Sunday, April 13, 2014

Confessions of an Immaterial Laborer

One of the things I appreciate most lately about this class is the ability for readings to grab hold of popular intellectual snapwords, sexy catch phrases like imagined communities, orientalism, immaterial labor.These keywords are often bandied about in common conversation and theoretically impoverished publications. Traded back and forth like Pokemon cards, the significance and implications of certain words becomes lost in a shuffle of scholarly egos and quick cellphone wikipedia articles. But sometimes, we are afforded an opportunity to more closely examine such terms.The confidence to insert in common conversations “I don’t think that word mean what you think it means.”
Immaterial labor has such a history and contemporary usage. I myself have fallen victim to the false assumption that “immaterial” reflects the form of labor. What Hardt and Negri’s readings have clarified is that immaterial refers to concrete labor practices that result in immaterial production. Though the list of immaterial labour in shaved down to two in Multitude, Empire explicationes three types (2000,293). Negri’s essay “Communist as Critique” parsimoniously clarifies immaterial labor to be “intellectual, affective, and techno-scientific, the labor of the cyborg...while tending toward immateriality, this labor is no less corporeal than intellectual,” (10).
Even after the foundation of what immaterial labor actually entails, some authors neglect the role of immaterial labor as the hegemonic form of labor in the formation of the multitude. The role of technology in this endeavor equally requires attention. For Hardt and Negri, immaterial labor is a peculiar form that depends on the cooperation of the laborers, “cooperation is completely immanent to the laboring activity itself,”(Hardt and Negri, 2000, p. 292). The network structured production affords certain opportunities that take advantage of the decentralized and deterritorialized centers of labor, “the labor of informational production (of both services and durable goods) relies on what we can call abstract cooperation,”(Hardt and Negri, 2000, p. 296).While attempting to consider the affordances of the new labor hegemon, Hardt and Negri are careful of not crafting a teleology of immaterial labor.
Within this theoretical context, I find immaterial labor as a concept unpersuasive.
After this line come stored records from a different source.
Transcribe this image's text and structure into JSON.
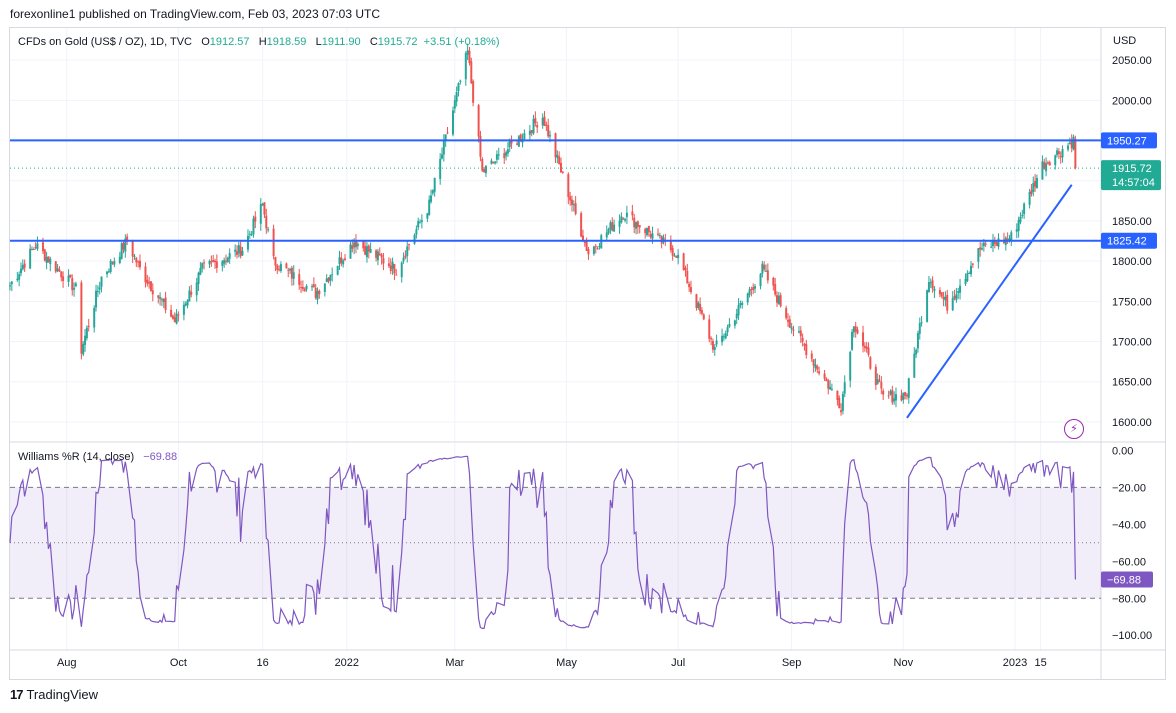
{
  "header": {
    "publisher": "forexonline1 published on TradingView.com, Feb 03, 2023 07:03 UTC"
  },
  "legend": {
    "symbol": "CFDs on Gold (US$ / OZ), 1D, TVC",
    "open_label": "O",
    "open": "1912.57",
    "high_label": "H",
    "high": "1918.59",
    "low_label": "L",
    "low": "1911.90",
    "close_label": "C",
    "close": "1915.72",
    "change": "+3.51 (+0.18%)"
  },
  "currency": "USD",
  "price_axis": {
    "ticks": [
      "2050.00",
      "2000.00",
      "1850.00",
      "1800.00",
      "1750.00",
      "1700.00",
      "1650.00",
      "1600.00"
    ]
  },
  "horizontal_lines": [
    {
      "label": "1950.27",
      "color": "#2962ff"
    },
    {
      "label": "1825.42",
      "color": "#2962ff"
    }
  ],
  "last_price": {
    "label": "1915.72",
    "countdown": "14:57:04",
    "color": "#22ab94"
  },
  "indicator": {
    "name": "Williams %R (14, close)",
    "value": "−69.88",
    "color": "#7e57c2",
    "ticks": [
      "0.00",
      "−20.00",
      "−40.00",
      "−60.00",
      "−80.00",
      "−100.00"
    ]
  },
  "time_axis": [
    "Aug",
    "Oct",
    "16",
    "2022",
    "Mar",
    "May",
    "Jul",
    "Sep",
    "Nov",
    "2023",
    "15"
  ],
  "footer": {
    "brand": "TradingView",
    "logo_icon": "tradingview-logo-icon"
  },
  "icons": {
    "bolt": "lightning-icon"
  },
  "chart_data": [
    {
      "type": "candlestick",
      "title": "CFDs on Gold (US$ / OZ), 1D, TVC",
      "ylabel": "USD",
      "ylim": [
        1575,
        2090
      ],
      "x_range": [
        "2021-07-01",
        "2023-02-17"
      ],
      "up_color": "#26a69a",
      "down_color": "#ef5350",
      "grid": true,
      "waypoints": [
        [
          "2021-07-01",
          1770
        ],
        [
          "2021-07-15",
          1820
        ],
        [
          "2021-08-06",
          1765
        ],
        [
          "2021-08-09",
          1690
        ],
        [
          "2021-08-20",
          1780
        ],
        [
          "2021-09-03",
          1825
        ],
        [
          "2021-09-10",
          1790
        ],
        [
          "2021-09-29",
          1725
        ],
        [
          "2021-10-14",
          1790
        ],
        [
          "2021-11-05",
          1815
        ],
        [
          "2021-11-16",
          1870
        ],
        [
          "2021-11-22",
          1800
        ],
        [
          "2021-12-15",
          1760
        ],
        [
          "2022-01-05",
          1825
        ],
        [
          "2022-01-28",
          1790
        ],
        [
          "2022-02-15",
          1870
        ],
        [
          "2022-03-08",
          2060
        ],
        [
          "2022-03-16",
          1910
        ],
        [
          "2022-04-18",
          1980
        ],
        [
          "2022-05-13",
          1810
        ],
        [
          "2022-06-01",
          1860
        ],
        [
          "2022-06-30",
          1810
        ],
        [
          "2022-07-21",
          1690
        ],
        [
          "2022-08-16",
          1790
        ],
        [
          "2022-09-01",
          1720
        ],
        [
          "2022-09-28",
          1620
        ],
        [
          "2022-10-05",
          1725
        ],
        [
          "2022-10-21",
          1630
        ],
        [
          "2022-11-03",
          1635
        ],
        [
          "2022-11-15",
          1780
        ],
        [
          "2022-11-25",
          1745
        ],
        [
          "2022-12-13",
          1815
        ],
        [
          "2022-12-30",
          1830
        ],
        [
          "2023-01-16",
          1920
        ],
        [
          "2023-02-02",
          1950
        ],
        [
          "2023-02-03",
          1915.72
        ]
      ],
      "levels": [
        1950.27,
        1825.42
      ],
      "trendline": {
        "from": [
          "2022-11-03",
          1605
        ],
        "to": [
          "2023-02-01",
          1895
        ]
      }
    },
    {
      "type": "line",
      "title": "Williams %R (14, close)",
      "ylim": [
        -108,
        4
      ],
      "bands": [
        -20,
        -80
      ],
      "midline": -50,
      "last_value": -69.88
    }
  ]
}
It sounds simple to understand lending itself to popular use, but it is predicated on sometimes contradictory assumptions about the potential liberating affordances of networks and technology and the cooperation of diverse immaterial laborers. Camfield (2007, p.33) takes on this issue directly when he notes, “we should ask how it is that Hardt and Negri are able to claim that such very different social kinds of concrete labour as that of retail salespeople and computer engineers are all part of their intellectually-linguistically- affectively rich immaterial labor.” Reflecting on my past laboring jobs, I tend to agree with Camfield and similar critics. My employment as an ‘account representative’ at a Bank of America call center is potentially as immaterial as it gets. We were trained to manipulate our communication, affect, and sometimes physical posture to generate the desired product from our clients. Apart  from being  my personal history version of the dark ages, the drastic contrast to my current forms of immaterial labor reveals something about immaterial labor’s affordances. Though I still use some of the techniques I learned at Bank of America to deal with combative student, you might  be surprised (saddened?) about their efficacy, the general trajectory of my days work as a largely symbolic laborer is oceans away from my time at Bank of America, not necessarily in immaterial product, but the laboring form. The disdain and reinforcement of the most pervasive kind of neoliberal ideology during my one year tenure at the call center encouraged a perspective of other laborers that quite excluded the possibility of singularities acting in common.

1 comment:

  1. THIS. I was also shocked to understand immaterial labor has more texture than simply being affective (or if we’re getting thoroughly Hochschild, emotive). It is this very gendered distinction that I’ve been chewing on—go figure. Affective labor would seem to be linked to the feminine, caring positions, but we so often miss the masculinity attached to the techno-scientific. In fact, immaterial labor needs to be conceptualized intersectionally, not just in a binary. Masculinity is indeed taken up by capital now.

    Additionally, I do wonder how literally, as communication scholars & practitioners, we take the call that intellectual and communication labors are immaterial. Or the thought of us being “cyborgs.” Have we not always been cyborgs? Have we not been internalized with the machine, be it the printing press or now the digital? Your thoughts? Call this musing my eruption for the week.